Suzhou is the Garden City and the Venice of The East.  Our first stop is at the Suzhou Embroidery Research Institute.  We watch as a couple of master embroiderers work on pieces that will take a thousand hours to complete.  We’re asked not to take pictures and I comply.  Master works are on display.  The best ones are double sided with completely different pictures on the reverse, such as Lady Di with Prince Charles on the other side.  Of course, there was a shopping opportunity at the end of the demonstrations and displays.  The double sided pieces come in rosewood stands that swivel for viewing.  A substantial piece would run about $20,000.  When you consider the number of hours, I guess it’s probably a bargain, and considering that these women generally have to retire at 40 because they can’t see anymore.

Next, we head to the canals and board boats that hold about 25 each.  I think there are six buses from Viking here this day, so we monopolized all the boats.  Unlike Venice, these canals are strictly used by tourist boats.  No longer are the homes served by water taxis or private boats.  It’s very picturesque as we motor through the canal.  It seems like it must be laundry day and it also seems like all the men wear faded, stretched out, red underwear.











Next we’re taken to the Radisson Hotel where we have a very mediocre lunch, served family style on the typically Chinese round lazy Susan table.  

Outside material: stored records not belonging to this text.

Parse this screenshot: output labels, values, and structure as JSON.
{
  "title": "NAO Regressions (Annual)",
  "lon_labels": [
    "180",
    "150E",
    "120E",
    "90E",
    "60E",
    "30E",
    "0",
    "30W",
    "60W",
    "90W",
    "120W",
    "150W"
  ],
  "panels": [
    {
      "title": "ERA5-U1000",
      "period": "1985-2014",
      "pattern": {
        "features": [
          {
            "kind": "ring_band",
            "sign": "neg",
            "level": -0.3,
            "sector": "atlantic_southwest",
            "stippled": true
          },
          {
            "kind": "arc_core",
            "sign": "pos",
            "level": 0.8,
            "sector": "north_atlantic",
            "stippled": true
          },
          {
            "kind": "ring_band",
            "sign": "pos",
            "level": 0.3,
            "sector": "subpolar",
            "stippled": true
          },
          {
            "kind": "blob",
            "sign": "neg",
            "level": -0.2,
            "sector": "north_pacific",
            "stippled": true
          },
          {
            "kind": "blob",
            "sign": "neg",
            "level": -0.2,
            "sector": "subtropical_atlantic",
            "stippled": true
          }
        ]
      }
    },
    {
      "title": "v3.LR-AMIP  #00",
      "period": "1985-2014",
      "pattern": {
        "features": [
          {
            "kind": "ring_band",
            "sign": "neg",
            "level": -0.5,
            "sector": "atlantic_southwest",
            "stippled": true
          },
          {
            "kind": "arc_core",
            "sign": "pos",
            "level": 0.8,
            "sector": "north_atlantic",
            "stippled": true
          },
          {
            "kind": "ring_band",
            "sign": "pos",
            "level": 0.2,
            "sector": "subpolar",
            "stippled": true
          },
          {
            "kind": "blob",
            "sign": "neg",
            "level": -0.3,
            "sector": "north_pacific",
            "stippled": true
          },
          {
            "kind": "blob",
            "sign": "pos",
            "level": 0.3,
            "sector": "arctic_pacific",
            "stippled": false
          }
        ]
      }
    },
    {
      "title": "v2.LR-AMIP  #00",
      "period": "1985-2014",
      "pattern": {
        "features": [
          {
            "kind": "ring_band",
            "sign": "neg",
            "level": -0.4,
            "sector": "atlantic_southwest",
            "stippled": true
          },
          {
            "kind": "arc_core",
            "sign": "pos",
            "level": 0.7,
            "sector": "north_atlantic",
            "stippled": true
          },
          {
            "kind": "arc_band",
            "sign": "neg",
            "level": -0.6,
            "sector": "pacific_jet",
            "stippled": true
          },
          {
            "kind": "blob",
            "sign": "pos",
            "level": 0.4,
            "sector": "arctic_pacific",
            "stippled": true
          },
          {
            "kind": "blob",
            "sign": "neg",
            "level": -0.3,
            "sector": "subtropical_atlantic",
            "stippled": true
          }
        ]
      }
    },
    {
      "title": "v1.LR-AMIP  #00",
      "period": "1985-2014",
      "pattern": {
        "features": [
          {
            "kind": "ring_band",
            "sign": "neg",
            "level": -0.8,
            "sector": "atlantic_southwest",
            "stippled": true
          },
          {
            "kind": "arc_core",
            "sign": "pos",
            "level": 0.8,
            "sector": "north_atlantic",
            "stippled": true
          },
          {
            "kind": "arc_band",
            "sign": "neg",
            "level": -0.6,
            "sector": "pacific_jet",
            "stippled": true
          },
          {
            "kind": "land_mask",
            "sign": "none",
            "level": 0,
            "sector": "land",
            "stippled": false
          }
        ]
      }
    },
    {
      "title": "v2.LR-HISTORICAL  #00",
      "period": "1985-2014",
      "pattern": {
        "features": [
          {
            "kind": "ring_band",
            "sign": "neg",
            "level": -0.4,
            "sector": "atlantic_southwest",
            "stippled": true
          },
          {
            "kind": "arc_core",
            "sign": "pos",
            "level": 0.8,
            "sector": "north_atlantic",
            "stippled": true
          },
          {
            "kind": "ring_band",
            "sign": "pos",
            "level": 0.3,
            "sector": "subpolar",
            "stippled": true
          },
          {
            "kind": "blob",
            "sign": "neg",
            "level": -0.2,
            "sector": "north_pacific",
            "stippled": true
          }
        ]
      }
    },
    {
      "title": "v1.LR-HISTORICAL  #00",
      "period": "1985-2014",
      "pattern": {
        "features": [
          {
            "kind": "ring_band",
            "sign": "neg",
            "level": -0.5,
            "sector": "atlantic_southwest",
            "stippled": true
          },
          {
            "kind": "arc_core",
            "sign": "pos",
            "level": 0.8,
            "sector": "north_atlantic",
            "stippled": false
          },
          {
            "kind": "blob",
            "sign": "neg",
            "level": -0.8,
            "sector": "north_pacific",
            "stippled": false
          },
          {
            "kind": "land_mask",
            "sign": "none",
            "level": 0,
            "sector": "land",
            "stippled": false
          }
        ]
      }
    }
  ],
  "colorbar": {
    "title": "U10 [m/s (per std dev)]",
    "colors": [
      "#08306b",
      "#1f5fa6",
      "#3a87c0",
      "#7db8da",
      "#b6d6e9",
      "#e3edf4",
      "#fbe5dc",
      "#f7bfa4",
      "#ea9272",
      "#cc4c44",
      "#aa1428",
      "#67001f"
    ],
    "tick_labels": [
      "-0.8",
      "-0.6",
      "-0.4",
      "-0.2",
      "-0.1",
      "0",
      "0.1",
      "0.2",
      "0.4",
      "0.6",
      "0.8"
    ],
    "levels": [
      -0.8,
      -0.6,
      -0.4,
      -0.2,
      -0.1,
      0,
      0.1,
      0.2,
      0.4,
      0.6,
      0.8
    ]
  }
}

After lunch we go to The Classical Gardens of Suzhou, which are a UNESCO World Heritage site.  It’s crowded, so it’s hard to get a photo op without masses of people.  Will try to edit them out later.  It’s lovely, but we move slow and probably don’t see half of what there is to see. 



It’s time to get back in the buses and fight the rush hour traffic back to the ship.

That night the sky is clearer than the previous night.  I couldn’t stop taking pictures of the skyline.  In every direction are colorfully lit buildings.  One building is constantly changing its pattern.  Tourist boats on the river are lit and change colors every few minutes.  It’s quite a spectacle. 
I’m so impressed with Shanghai.  It’s clean and organized and prosperous.   

But, mostly it’s all about the LIGHTS. 









1 comment:

  1. That is a very nice light show! Great pictures! Sorry to hear about Bob's foot, hope it doesn't keep him sidelined.